国家試験の合格発表を、霞ヶ関まで見に行った話

看護師といえば、やっぱり国家試験です。

当時は就職先への引っ越しも終わっていて、一応ひと段落でしたが、

「ここまできて落ちていたら?」

という不安はありました。

でも、

「国試発表を霞ヶ関で見るチャンスなんて、もう無い。切実に、最初で最後にしたい!」

元来の行動力が勝り、霞ヶ関に行きました。

成績は、勉強自体より、出そうなところの分析に時間を費やしていた成果か、野生の勘なのか、なんとかそれなりにきていました。

ただ、国試が近づいてくると周りの成績がどんどん上がり、最後の模試ではなぜか自分は下降……。

そんなわけで、試験の結果に一抹の不安を抱えたままの運命の瞬間です。

どこで発表があるのか全く分からないけど、とりあえずそれらしいみんなが行く方向について行ったら、一箇所で人が並んでいました。

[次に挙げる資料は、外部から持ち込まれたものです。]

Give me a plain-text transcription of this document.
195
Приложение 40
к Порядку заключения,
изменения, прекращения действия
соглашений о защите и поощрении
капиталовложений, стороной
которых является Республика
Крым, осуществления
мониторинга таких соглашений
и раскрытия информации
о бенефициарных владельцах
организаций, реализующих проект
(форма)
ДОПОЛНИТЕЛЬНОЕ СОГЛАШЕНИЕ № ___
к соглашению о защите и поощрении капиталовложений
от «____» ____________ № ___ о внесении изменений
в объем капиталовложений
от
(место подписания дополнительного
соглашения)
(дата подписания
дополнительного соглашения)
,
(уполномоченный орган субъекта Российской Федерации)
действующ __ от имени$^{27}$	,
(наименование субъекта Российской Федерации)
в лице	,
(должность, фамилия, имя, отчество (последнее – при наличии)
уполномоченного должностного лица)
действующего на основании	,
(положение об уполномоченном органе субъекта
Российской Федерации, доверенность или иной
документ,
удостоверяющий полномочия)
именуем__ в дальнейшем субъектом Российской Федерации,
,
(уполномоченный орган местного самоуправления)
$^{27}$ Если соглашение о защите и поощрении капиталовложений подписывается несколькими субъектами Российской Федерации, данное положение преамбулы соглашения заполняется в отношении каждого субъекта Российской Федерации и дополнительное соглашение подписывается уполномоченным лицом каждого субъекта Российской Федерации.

自分も並んで、少しずつ進んでいくと、テーブルがあって、そこに本みたいな台帳があり、めくって番号を探しました。

うん!? 番号あった? 無かったっぽくない?

もう一回。

あっ、あった。あった。

周りの人たちはキャーキャーしていましたが、自分は一緒に喜ぶ相手もいなかったので、台帳をそっ閉じして帰ってきました。

掲示板に発表されると思っていたので、ちょっと意外でした。

余談ですが、翌年、友達の付き添いでまた発表を見に行った時は、掲示板表示になっていました。

ついて行った先が違うのか、見に行った時間なのか。

面白いもので、友達の番号は私はすぐ見つけられたのに、本人は「無い!」って焦っていて。

やっぱり自分の時は余裕がなくて見えていなかったんだな、と1年前を思い出して、ちょっと面白かったです。

まだ初任給前だったので、お金もテーブルも無く、ティッシュの箱をテーブル代わりにして、冷凍食品でお祝いをしました。

4箱ティッシュのうち、1つは使い始めていたので、テーブル部分は残り3箱です。

「最後の1箱になる前にはテーブル買わなければ!」

そんな事を思いながら、看護学校の友達と合格を喜び合いました。